HOME AGAIN.
Home to the town where I learned to read, write, and do my multiplication tables. Home to the town where my mama fell ill, stayed ill for many years, and died, and where my father was long known as “the only honest judge in Pike County.”
My town, a little over three thousand souls, where I once set the Mississippi state record for the hundred-yard dash, shortly before I broke my leg in a fall from a barn roof. Where Thomas McGoey, the mail carrier, rang our doorbell and personally presented me with the letter announcing I’d been accepted at Harvard.
The last time I’d been home to Eudora was for my mother’s funeral, six years ago. I remember being startled at the time by how much the town had changed. Most astonishing to me then were the two gas-powered motorcars parked beside the hitching posts.
Many other things had changed since that last mournful journey to my birthplace. But on this day, while I waited for Eudora Station’s one ancient porter to summon the energy to unload my trunk, I found myself amazed to see how much this lazy little town resembled the one I knew when I was a boy.
The early-summer heat remained as overwhelming as I remembered, the whitish sun seeming to press down on everything under its gaze. The First Bank, Sanders’ General Store, the Purina feed and seed, the Slide Inn Café—everything was just the same.
Eudora Town Hall still featured an oversized Confederate stars-and-bars hanging in the second-floor window above the portico. The same faded red-and-white-striped barber’s pole stood outside the shop with the sign that said “Hair Cuts, Shaves, & Tooth Extractions”—although no one had gone to Ezra Newcomb for a bad tooth since the first real dentist moved to town when I was eleven.
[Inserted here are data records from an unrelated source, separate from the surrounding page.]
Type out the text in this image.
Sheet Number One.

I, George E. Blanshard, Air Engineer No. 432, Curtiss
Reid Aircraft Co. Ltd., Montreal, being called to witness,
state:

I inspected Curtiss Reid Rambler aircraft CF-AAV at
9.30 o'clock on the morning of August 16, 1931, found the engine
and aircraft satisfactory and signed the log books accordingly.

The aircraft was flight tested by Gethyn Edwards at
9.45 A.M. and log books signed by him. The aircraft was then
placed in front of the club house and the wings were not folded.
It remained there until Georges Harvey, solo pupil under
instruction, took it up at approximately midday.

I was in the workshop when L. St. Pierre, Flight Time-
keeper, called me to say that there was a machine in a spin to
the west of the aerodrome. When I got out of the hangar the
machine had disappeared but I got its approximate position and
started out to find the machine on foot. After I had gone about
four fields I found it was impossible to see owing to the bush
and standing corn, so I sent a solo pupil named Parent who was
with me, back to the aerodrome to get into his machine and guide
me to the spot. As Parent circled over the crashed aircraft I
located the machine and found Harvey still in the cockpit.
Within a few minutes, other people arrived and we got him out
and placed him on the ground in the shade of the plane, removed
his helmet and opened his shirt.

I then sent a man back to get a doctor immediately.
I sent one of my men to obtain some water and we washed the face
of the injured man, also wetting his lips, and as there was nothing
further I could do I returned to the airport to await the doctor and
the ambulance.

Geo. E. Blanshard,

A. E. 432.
One difference I noticed immediately was that many of the doorways—at the depot, at the little vaudeville theater, at the Slide Inn—now bore signs marking certain entrances as “White” or “Colored.” When I was a boy, everyone knew which places were for whites and which for Negroes.
At last the porter approached with my trunk and valises, accompanied by a gangly colored teenager. The porter asked, “Will we be taking these to your father’s house, Mr. Corbett?”
I frowned. “How’d you know my name?”
“Well, suh, the stationmaster tol’ me to hurry up and go help Judge Corbett’s boy with his trunk, so I purt’ much figured it out from there.”
I gave the old man a dime and offered another dime to the boy if he would carry my luggage on to my destination. He threw that heavy trunk up on his shoulders as if it contained nothing but air and picked up my pair of valises with one large hand.
“I’ll be staying at Maybelle Wilson’s,” I said. “I’m here on business.”
We crossed to the First Bank and turned left onto Commerce Street. It was right then that I had the feeling that I had entered into one of Mr. H. G. Wells’s fabled time-transport machines. “My God,” I said under my breath. “How can this be?”